CT and I spent a long hot afternoon in the garden – this time with help from our good friend Tuula. Beds were weeded, tomatoes were pinched out and tied in to supports in the polytunnel, essential watering was done, and another bed was planted with potatoes. Generally, I have little interest in gadgets in either the kitchen or the garden, preferring the good old tools of the trade that have served well enough for centuries. However, I was recently given a Haxnicks ‘Speedhoe’, which I have found to be quite excellent. It has a smallish head, but is thin and sharp, working on both the push and the pull stroke. The long handle makes it comfortable in use, and it can rapidly rip through the leaves. I like it so much that I immediately bought the smaller ‘Precision’ version of the product for close work. Today was ideal for getting the hoe going; although it will help whatever the weather, on hot sunny days, the roots of the weeds soon dry out and die before they have a chance to root once again.
For the main potato beds, I first rake out two troughs down the length of the bed, heaping soil down the centre and outsides of the bed. I then plant the chitted seed potatoes quite deeply along the troughs. I tend to plant about twice as close as would usually be recommended. This is partly because I always seem to have more seed potatoes than I need, but also because this works well for me. Such spacings are said to reduce the size of the tubers and perhaps also overall yield, yet I seem to get a very satisfactory yield of good sized potatoes; indeed, far more than we need. This may be because of the planting depth. As they grow, the banked up soil is dragged over the troughs to form two ridges. This not only provides great depth to provide a good yield, but also protects the tubers from exposure to the sun, which would otherwise turn them green and inedible.
Four varieties were planted: first early Sharpe’s Express, second early International Kidney (better known as ‘Jersey Royals’ when grown on Jersey), and main crops Pink Fir Apple, which retains something of the new potato flavour even at the end of the season, and Wilja, a great all round potato.
This is my third planting of potatoes this year, but should have been made a few weeks ago. The first was made in late winter in twenty 15 litre pots placed in the glasshouses. These can provide lovely new potatoes long before the first outdoor sowing is ready.

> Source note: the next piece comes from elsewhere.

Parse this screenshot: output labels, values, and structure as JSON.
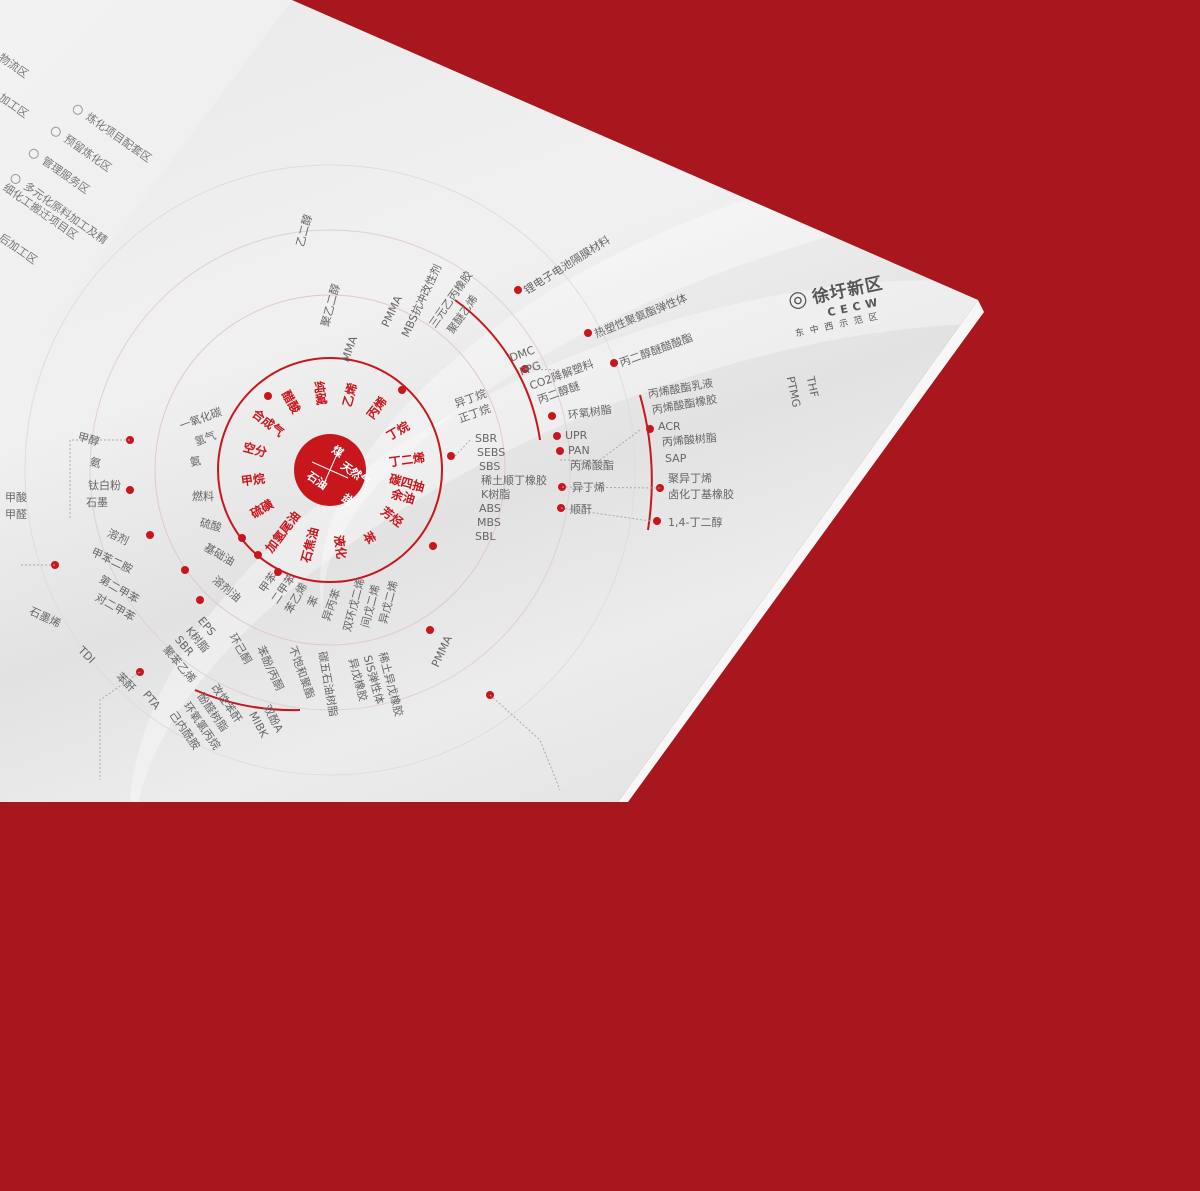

The second sowing was made outdoors. The first and second earlies will follow on after the pots, whilst the main crops will stay in the soil until the foliage dies back. Similarly, the first and second earlies sown today should be ready when the first bed is beginning to run out. Later sowings are more susceptible to late season blight, but I still like to risk planting throughout the year. That gives a more continuous supply of delicious new potatoes, and main crops to harvest later in the year, hopefully storing well for winter use.
I order seed potatoes early and when they arrive put them straight into the salad drawers of the fridge, which retards their growth, bringing them out to chit as and when needed. They seem to store very well, and readily burst into growth when brought out to room temperature. Like so many plants, seeds potatoes offered for sale in garden centres typically appear too early for outdoor plantings. Whilst they can recover to some degree from frost, it is better to prevent damage by planting at a sensible time, and earthing up as they grow to cover the delicate shoots. Fleece would help, too, when frost is expected, but I have never bothered with that. This year offered a cold and miserable spring, so I planted later than usual and growth was much slower than last year. Similarly, those in pots in the glasshouses were also much later than last year; although they avoided frost damage, the low temperatures just did not encourage growth.
Although we still have plenty of space left in the beds, this year I have not wasted the good compost that the early potatoes are grown in. As each pot is harvested, the compost is returned to the pot and used for a second crop. So far, we have pots of carrots, beetroots, dwarf broad beans, and peas. These will not, of course, provide huge crops, but will add some young fresh produce later, whilst the main crop varieties are still growing on. Time will tell how successful this is, but I am fairly sure that the rich compost is far from exhausted, and certainly ideal for baby root crops.